True it is impossible from the passage of Thucydides to decide with any certainty whether the extremities, hands, feet and genitals, fell off of their own accord or were removed by the knife; but our own opinion is that both was the case, for of course there were Physicians at Athens, and until they had learned their powerlessness against the prevailing sickness, they no doubt employed the remedial means at their disposal, and these consisted according to Hippocrates solely and simply in the use of scalpel and cauterizing iron, all other measures having proved unavailing. That these were equally resorted to in ulcerations of the genitals we see from the passage of Galen quoted above, and the Poem of the Priapeia, p. 74, confirms the same in the most convincing way.

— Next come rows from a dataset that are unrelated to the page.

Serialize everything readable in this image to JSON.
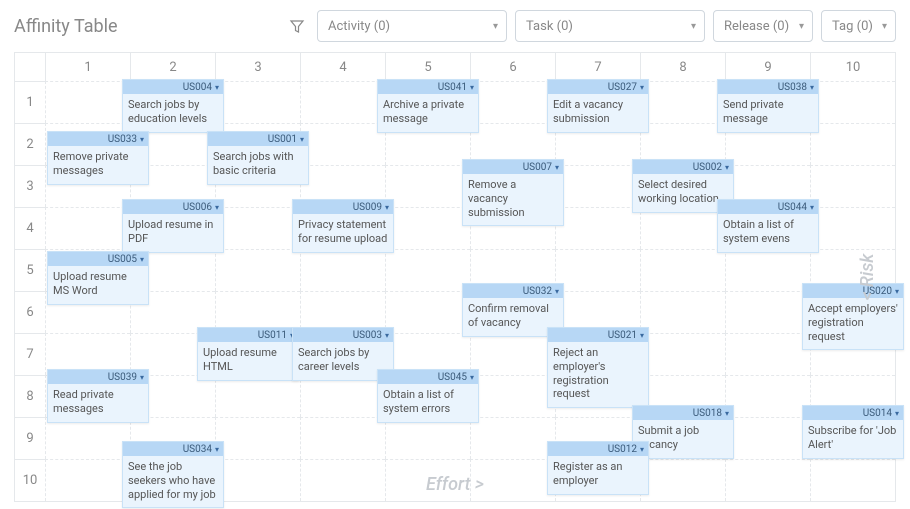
{
  "title": "Affinity Table",
  "filters": {
    "activity": "Activity (0)",
    "task": "Task (0)",
    "release": "Release (0)",
    "tag": "Tag (0)"
  },
  "axes": {
    "x": "Effort >",
    "y": "< Risk"
  },
  "grid": {
    "cols": 10,
    "rows": 10
  },
  "cards": [
    {
      "id": "US004",
      "text": "Search jobs by education levels",
      "col": 2,
      "row": 1
    },
    {
      "id": "US041",
      "text": "Archive a private message",
      "col": 5,
      "row": 1
    },
    {
      "id": "US027",
      "text": "Edit a vacancy submission",
      "col": 7,
      "row": 1
    },
    {
      "id": "US038",
      "text": "Send private message",
      "col": 9,
      "row": 1
    },
    {
      "id": "US033",
      "text": "Remove private messages",
      "col": 1,
      "row": 2,
      "ox": 10,
      "oy": 10
    },
    {
      "id": "US001",
      "text": "Search jobs with basic criteria",
      "col": 3,
      "row": 2,
      "oy": 10
    },
    {
      "id": "US002",
      "text": "Select desired working location",
      "col": 8,
      "row": 3,
      "oy": -4
    },
    {
      "id": "US007",
      "text": "Remove a vacancy submission",
      "col": 6,
      "row": 3,
      "oy": -4
    },
    {
      "id": "US006",
      "text": "Upload resume in PDF",
      "col": 2,
      "row": 4,
      "oy": -6
    },
    {
      "id": "US009",
      "text": "Privacy statement for resume upload",
      "col": 4,
      "row": 4,
      "oy": -6
    },
    {
      "id": "US044",
      "text": "Obtain a list of system evens",
      "col": 9,
      "row": 4,
      "oy": -6
    },
    {
      "id": "US005",
      "text": "Upload resume MS Word",
      "col": 1,
      "row": 5,
      "ox": 10,
      "oy": 4
    },
    {
      "id": "US032",
      "text": "Confirm removal of vacancy",
      "col": 6,
      "row": 6,
      "oy": -6
    },
    {
      "id": "US020",
      "text": "Accept employers' registration request",
      "col": 10,
      "row": 6,
      "oy": -6
    },
    {
      "id": "US011",
      "text": "Upload resume HTML",
      "col": 3,
      "row": 7,
      "ox": -10,
      "oy": -4
    },
    {
      "id": "US003",
      "text": "Search jobs by career levels",
      "col": 4,
      "row": 7,
      "oy": -4
    },
    {
      "id": "US021",
      "text": "Reject an employer's registration request",
      "col": 7,
      "row": 7,
      "oy": -4
    },
    {
      "id": "US039",
      "text": "Read private messages",
      "col": 1,
      "row": 8,
      "ox": 10,
      "oy": -4
    },
    {
      "id": "US045",
      "text": "Obtain a list of system errors",
      "col": 5,
      "row": 8,
      "oy": -4
    },
    {
      "id": "US018",
      "text": "Submit a job vacancy",
      "col": 8,
      "row": 9,
      "oy": -10
    },
    {
      "id": "US014",
      "text": "Subscribe for 'Job Alert'",
      "col": 10,
      "row": 9,
      "oy": -10
    },
    {
      "id": "US034",
      "text": "See the job seekers who have applied for my job",
      "col": 2,
      "row": 10,
      "oy": -16
    },
    {
      "id": "US012",
      "text": "Register as an employer",
      "col": 7,
      "row": 10,
      "oy": -16
    }
  ]
}
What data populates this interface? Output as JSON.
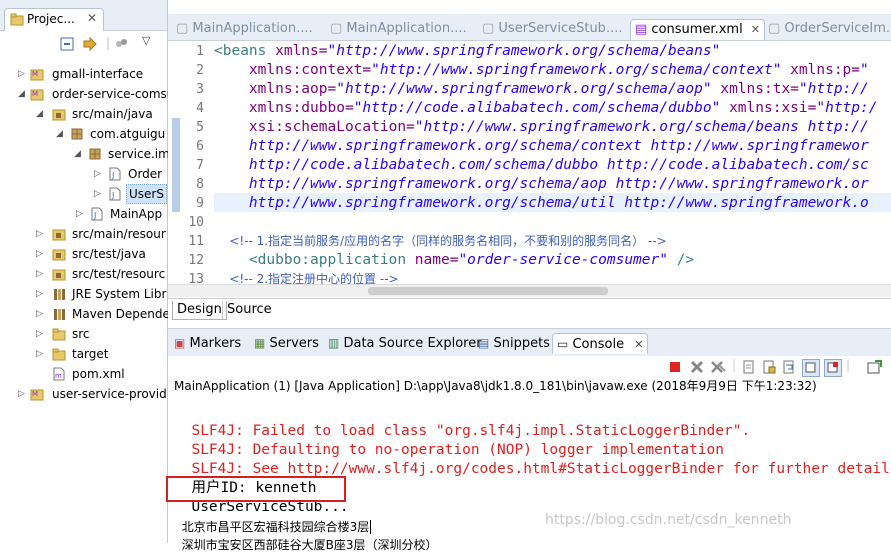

Enough has been alleged to prove how far the view expressed in many different forms, to the effect that, in the Athenian Plague as well as in the meteorological conditions and their results as laid down by Hippocrates, it is a question of Venereal disease, is justified by facts, and to show that even in Antiquity materials are to be found to demonstrate conclusively that the genius epidemicus exercised a not unimportant influence on the rise, form and course of the ulcerations of the genital organs. In what way this influence acted on the complaints consequent on paederastia and the vices of the cunnilingue and the fellator and affecting the posterior and mouth, we cannot at any rate at the moment demonstrate historically, but it seems only probable that previously existing ulcerations in the mouth and throat must under an erysipelas-typhoïdal general condition have proved themselves in the highest degree dangerous to the sufferers.